Labor
Poster Session 3
Logan Mauney, MD (he/him/his)
Fellow
Massachusetts General Hospital
Boston, MA, United States
Kaitlyn E. James, PhD, MPH (she/her/hers)
Massachusetts General Hospital
Boston, MA, United States
Damilola M. Shobiye, MPH
Massachusetts General Hospital
Boston, MA, United States
Sarah Rae Easter, MD (she/her/hers)
Director of Obstetric Critical Care
Brigham and Women's Hospital, Harvard Medical School
Boston, MA, United States
Christina M. Duzyj Buniak, MD, MPH (she/her/hers)
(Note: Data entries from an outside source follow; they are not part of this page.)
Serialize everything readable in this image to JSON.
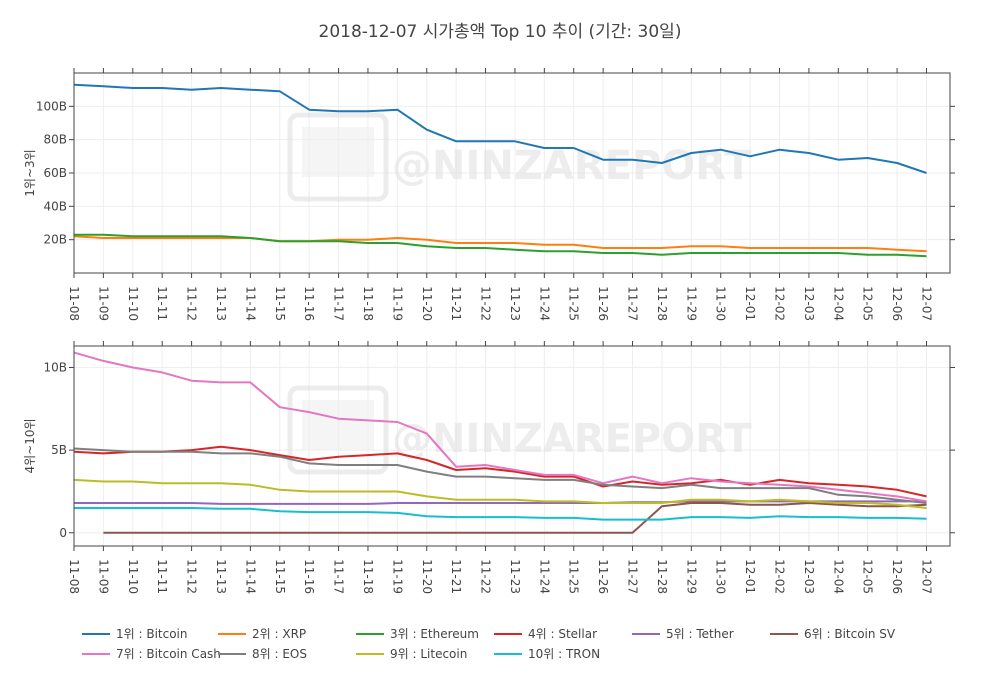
{
  "chart_data": {
    "type": "line",
    "title": "2018-12-07 시가총액 Top 10 추이 (기간: 30일)",
    "watermark": "@NINZAREPORT",
    "x": [
      "11-08",
      "11-09",
      "11-10",
      "11-11",
      "11-12",
      "11-13",
      "11-14",
      "11-15",
      "11-16",
      "11-17",
      "11-18",
      "11-19",
      "11-20",
      "11-21",
      "11-22",
      "11-23",
      "11-24",
      "11-25",
      "11-26",
      "11-27",
      "11-28",
      "11-29",
      "11-30",
      "12-01",
      "12-02",
      "12-03",
      "12-04",
      "12-05",
      "12-06",
      "12-07"
    ],
    "x_range": [
      0,
      29.8
    ],
    "panels": [
      {
        "ylabel": "1위~3위",
        "ylim": [
          0,
          120
        ],
        "yticks": [
          20,
          40,
          60,
          80,
          100
        ],
        "ytick_labels": [
          "20B",
          "40B",
          "60B",
          "80B",
          "100B"
        ],
        "unit": "B",
        "series": [
          {
            "name": "1위 : Bitcoin",
            "color": "#1f77b4",
            "values": [
              113,
              112,
              111,
              111,
              110,
              111,
              110,
              109,
              98,
              97,
              97,
              98,
              86,
              79,
              79,
              79,
              75,
              75,
              68,
              68,
              66,
              72,
              74,
              70,
              74,
              72,
              68,
              69,
              66,
              60
            ]
          },
          {
            "name": "2위 : XRP",
            "color": "#ff7f0e",
            "values": [
              22,
              21,
              21,
              21,
              21,
              21,
              21,
              19,
              19,
              20,
              20,
              21,
              20,
              18,
              18,
              18,
              17,
              17,
              15,
              15,
              15,
              16,
              16,
              15,
              15,
              15,
              15,
              15,
              14,
              13
            ]
          },
          {
            "name": "3위 : Ethereum",
            "color": "#2ca02c",
            "values": [
              23,
              23,
              22,
              22,
              22,
              22,
              21,
              19,
              19,
              19,
              18,
              18,
              16,
              15,
              15,
              14,
              13,
              13,
              12,
              12,
              11,
              12,
              12,
              12,
              12,
              12,
              12,
              11,
              11,
              10
            ]
          }
        ]
      },
      {
        "ylabel": "4위~10위",
        "ylim": [
          -0.8,
          11.3
        ],
        "yticks": [
          0,
          5,
          10
        ],
        "ytick_labels": [
          "0",
          "5B",
          "10B"
        ],
        "unit": "B",
        "series": [
          {
            "name": "4위 : Stellar",
            "color": "#d62728",
            "values": [
              4.9,
              4.8,
              4.9,
              4.9,
              5.0,
              5.2,
              5.0,
              4.7,
              4.4,
              4.6,
              4.7,
              4.8,
              4.4,
              3.8,
              3.9,
              3.7,
              3.4,
              3.4,
              2.8,
              3.1,
              2.9,
              3.0,
              3.2,
              2.9,
              3.2,
              3.0,
              2.9,
              2.8,
              2.6,
              2.2
            ]
          },
          {
            "name": "5위 : Tether",
            "color": "#9467bd",
            "values": [
              1.8,
              1.8,
              1.8,
              1.8,
              1.8,
              1.75,
              1.75,
              1.75,
              1.75,
              1.75,
              1.75,
              1.8,
              1.8,
              1.8,
              1.8,
              1.8,
              1.8,
              1.8,
              1.8,
              1.85,
              1.85,
              1.9,
              1.9,
              1.9,
              1.9,
              1.9,
              1.9,
              1.9,
              1.9,
              1.9
            ]
          },
          {
            "name": "6위 : Bitcoin SV",
            "color": "#8c564b",
            "values": [
              null,
              0,
              0,
              0,
              0,
              0,
              0,
              0,
              0,
              0,
              0,
              0,
              0,
              0,
              0,
              0,
              0,
              0,
              0,
              0,
              1.6,
              1.8,
              1.8,
              1.7,
              1.7,
              1.8,
              1.7,
              1.6,
              1.6,
              1.7
            ]
          },
          {
            "name": "7위 : Bitcoin Cash",
            "color": "#e377c2",
            "values": [
              10.9,
              10.4,
              10.0,
              9.7,
              9.2,
              9.1,
              9.1,
              7.6,
              7.3,
              6.9,
              6.8,
              6.7,
              6.0,
              4.0,
              4.1,
              3.8,
              3.5,
              3.5,
              3.0,
              3.4,
              3.0,
              3.3,
              3.1,
              3.0,
              2.9,
              2.8,
              2.6,
              2.4,
              2.2,
              1.9
            ]
          },
          {
            "name": "8위 : EOS",
            "color": "#7f7f7f",
            "values": [
              5.1,
              5.0,
              4.9,
              4.9,
              4.9,
              4.8,
              4.8,
              4.6,
              4.2,
              4.1,
              4.1,
              4.1,
              3.7,
              3.4,
              3.4,
              3.3,
              3.2,
              3.2,
              2.9,
              2.8,
              2.7,
              2.9,
              2.7,
              2.7,
              2.7,
              2.7,
              2.3,
              2.2,
              2.0,
              1.8
            ]
          },
          {
            "name": "9위 : Litecoin",
            "color": "#bcbd22",
            "values": [
              3.2,
              3.1,
              3.1,
              3.0,
              3.0,
              3.0,
              2.9,
              2.6,
              2.5,
              2.5,
              2.5,
              2.5,
              2.2,
              2.0,
              2.0,
              2.0,
              1.9,
              1.9,
              1.8,
              1.8,
              1.8,
              2.0,
              2.0,
              1.9,
              2.0,
              1.9,
              1.8,
              1.8,
              1.7,
              1.5
            ]
          },
          {
            "name": "10위 : TRON",
            "color": "#17becf",
            "values": [
              1.5,
              1.5,
              1.5,
              1.5,
              1.5,
              1.45,
              1.45,
              1.3,
              1.25,
              1.25,
              1.25,
              1.2,
              1.0,
              0.95,
              0.95,
              0.95,
              0.9,
              0.9,
              0.8,
              0.8,
              0.8,
              0.95,
              0.95,
              0.9,
              1.0,
              0.95,
              0.95,
              0.9,
              0.9,
              0.85
            ]
          }
        ]
      }
    ],
    "legend": {
      "placement": "bottom",
      "items": [
        "1위 : Bitcoin",
        "2위 : XRP",
        "3위 : Ethereum",
        "4위 : Stellar",
        "5위 : Tether",
        "6위 : Bitcoin SV",
        "7위 : Bitcoin Cash",
        "8위 : EOS",
        "9위 : Litecoin",
        "10위 : TRON"
      ]
    },
    "grid": true
  }
}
Maternal Fetal Medicine Attending
Massachusetts General Hospital
Boston, MA, United States
Mark A. Clapp, MD, MPH (he/him/his)
Massachusetts General Hospital
Boston, MA, United States
Extensive research has investigated the impact of individual patient- and hospital-level factors such as delivery volume on labor management and perinatal outcomes. Our objective was to understand the impact of labor and delivery unit acuity and patient volume on labor management.
Study Design:
This is a retrospective cohort study between 3/2021 and 11/2022 at 8 hospitals in an integrated healthcare system. All laboring patients with viable, liveborn deliveries with an admission Obstetric Comorbidity Index (OB-CMI) score recorded were included. We measured the association of unit acuity (mean patient OB-CMI score on a unit in a 24-hour period) on length of labor and cesarean delivery (CD) using multivariable linear and logistic regressions. Fixed effects for hospital were included, and standard errors were clustered by hospital. Models were adjusted for volume (number of deliveries in 24-hour period) and patient factors. These analyses were also performed in the subset of nulliparous patients with term, singleton, vertex-presenting fetuses (NTSV). As sensitivity analyses, we assessed other measures of unit acuity, including relative unit acuity, proportion of patients with OB-CMI >5, maximum OB-CMI, and unit presence of a patient with OB-CMI >5.
Results:
There were 22,159 patients included, of which 11,766 (53.1%) were NTSV patients. In models with only hospital fixed effects, mean daily OB-CMI was associated with length of labor (β=1.21, 95%CI 0.40-2.01) and unscheduled CD (OR 1.18, 95% CI 1.12-1.23). The association was not affected by delivery volume. After adjusting for patient characteristics, there was no longer an association (Table 1). This pattern persisted for all alternate measures of unit acuity and among NTSV patients.
Conclusion:
In a large healthcare system, measures of daily unit acuity were not associated with length of labor or risk of CD after controlling for hospital- and patient-level factors. This suggests that despite higher patient acuity or delivery volume, unit resources can compensate such that other patients’ outcomes are unaffected.